Erica Allen-Kim, assistant professor, teaching stream, at Daniels, says she was inspired by Coutu.
“She brings a critical awareness particularly of issues of inequality and the potential negative impact of planning, architecture and design on vulnerable populations' psychological and physical well-being,” she says. “The way she balanced her artistic, creative energy with a real moral compass I thought was very striking.”
Allen-Kim was particularly impressed by the work Coutu did in her history of urbanism course around safe injection sites.
“She wanted to understand the safe injection sites not just in terms of health protocol but also where they're specifically located and how they're designed – trying to really understand these as built designed spaces that are interwoven in the city, and to see how we can potentially design cities that are more diverse and more inclusive for lots of different kinds of people,” she says.
Coutu says she was drawn to that topic because she wants to understand the tensions created by gentrification, arguing in the papers she wrote that safe injection sites will reduce the overdose rates.
Allen-Kim says Coutu’s work in her course made her rethink the way she teaches about urbanism – altering her curriculum for future semesters to include different perspectives.
“She really pushed my comfort zone on what is design, what is architecture,” says Allen-Kim. “She brought the topic to me, and I thought that when I'm talking to students, it's something they should be aware of as well.”
Coutu has seen firsthand the impact inclusive architecture can have on people.

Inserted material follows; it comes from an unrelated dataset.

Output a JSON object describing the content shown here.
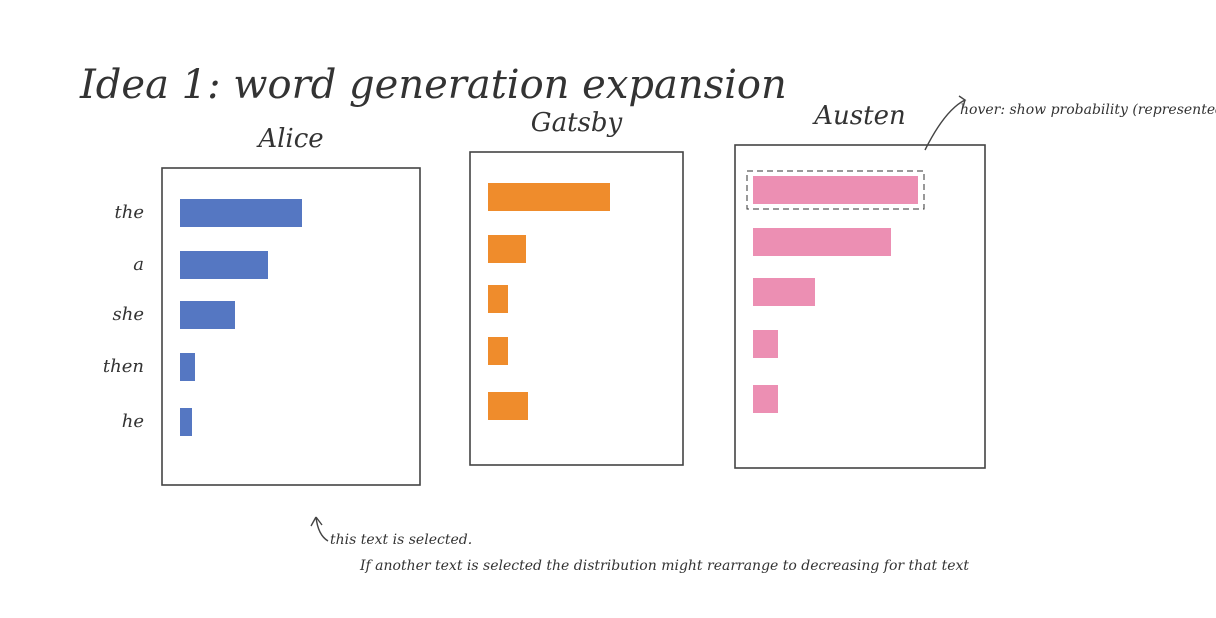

She spent her previous summer working at an architecture firm in Saskatchewan where she helped with the design of a daycare for children who had complex medical needs.
“We showed the [daycare’s] CEO the rendering, and she actually started tearing up… it was such an amazing moment that made me realize why I was in architecture,” says Coutu.
At the same firm, she worked on the design for a school located on a First Nations reserve – piquing her interest in Indigenous architecture.
Coutu says she would like to eventually return to the prairie provinces to design for Indigenous communities.
“Going to U of T definitely wouldn't have been possible without the amount of scholarships I got – especially Métis scholarships – so I really want to go back and give back to that community,” says Coutu.
In Canada, Indigenous architects are severely underrepresented. According to Métis architect David Fortin, there are only 18 registered Indigenous architects in Canada out of 10,000 – a number that prompted the Royal Architectural Institute of Canada to launch an Indigenous Task Force, which is looking at ways to promote and foster Indigenous architecture and includes incoming U of T master’s of architecture student James Bird.
Coutu says that being a part of the trailblazing new cohort of Indigenous architects could be advantageous.
“It's exciting because since the number is so low, it's not a field that has readily been searched and worked in,” she says. “You can set the tone – opportunities are endless, and you're becoming the role model for future generations.”